You won't find twin-set preppy or stop-traffic sultry. No denim, no cables, few bold patterns. You will find natural fabrics, longer skirts, wider-legged pants and lots of pockets–remember those?
I visit the shop occasionally, with mixed results. Sometimes it's disappointing: too much getup-y garb sold at high prices. But the simpler stock can work well for me.
On a sunny warm afternoon last week, Arty Boutique was swarmed with 50+ women, including three acquaintances, all buying busily. No wonder: We can get sizes, and are offered options to our dependable 'uniforms'. (Shown, Babette dress and jacket.)
"Lola", very round and petite, was headed to her Caribbean vacation home. A 20-something sales associate was hard-selling the wrong clothes. In a voluminous dress with a heavy appliqued design at the hem, Lola looked like an overstuffed armchair covered by a dropcloth.
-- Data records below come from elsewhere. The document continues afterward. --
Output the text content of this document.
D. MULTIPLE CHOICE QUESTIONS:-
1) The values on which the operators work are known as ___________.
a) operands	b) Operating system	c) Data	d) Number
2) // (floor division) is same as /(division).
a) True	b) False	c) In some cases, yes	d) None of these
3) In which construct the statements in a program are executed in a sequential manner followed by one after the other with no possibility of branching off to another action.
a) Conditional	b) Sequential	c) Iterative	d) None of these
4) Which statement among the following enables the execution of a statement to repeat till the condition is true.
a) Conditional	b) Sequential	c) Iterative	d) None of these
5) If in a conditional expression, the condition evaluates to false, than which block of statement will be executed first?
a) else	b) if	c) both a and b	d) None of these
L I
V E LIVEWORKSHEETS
Much better for Lola's figure and the island heat: a body-skimming linen Flax Surprise Dress worn over the Fundamental Pant, shown. Because the store carries the line in Petite, the proportion would be right. That associate will overdress any women willing to let her pile vest over dress over pants. The result: overwheming, ill-fitting eccentricity.
"Marion" has a model's tall, rangy figure and a discerning eye. She bought this coral Oska linen jacket in a fairly close fit.
Marion wore a below-knee-length black knit pencil skirt with a softly twisted hem (Lilith) and semi-sheer slate blue cardigan.
She believes that one piece of arty per ensemble is enough, and prefers the unembellished pieces. She gave me hope that arty could work for me.
Oska is the 'strict' side of arty, see more of the spring line here.
I found the ease of Oska's fine cotton wide-leg pants, far left, perfect for working at a desk. Their linen-knit Hattie jacket, left, worn with Fiora linen pants would make a relaxed travel outfit. (Knit linen–a sublime textile.)
"Martha" had just bought a plastic bib necklace of large beads in Easter-egg colours. (I don't think plastics work well with arty, except for high end resins.) She was urged to buy thin-rainbow-striped arm warmers. Martha asked what I thought and I whispered, Young. Why hide behind false tact? If you're wearing trifocals, think long and hard about rainbow-striped anything. I caught the laser death glare from the associate, but am unrepentant.
Shopping in a parallel universe
If you enter the Arty Boutique in jeans and a crisp, classic shirt, your sense of proportion will be skewed. Your classic clothes will look nothing like what you're trying on, and when everything looks different, you can lose clarity. Take off everything before trying that skirt. The classic and arty live better together in decor than they do on a body.
If these tweaked proportions please you, buy the standout piece and think about what you already own. Your simple white boat-neck tee will look fine with those bulged-leg pants, but your French-cuffed striped shirt will not. Your linen muffler, yes, your printed silk carré, no.
You don't have make your closet an arty party, but you will need enough compatible clothing and accessories to wear it coherently.
A quilted barn jacket– the same jacket you love with your jeans– will jar. Oska's Casual Summer Coat with large collar is in the right register.
I am not as negative about the shop as an image consultant who remarked, "The last thing arty clothes make a woman look like is an artist."
Arty Boutique can yield quiet, refined, versatile clothes that lend a particular individuality. The key is to avoid the self-consciously exaggerated and over-designed, and to select for simplicity and fit. (Shown, blouse and pants by Lilith.)
I bought the wide-legged pants and a calm, well-cut white shirt, then fled.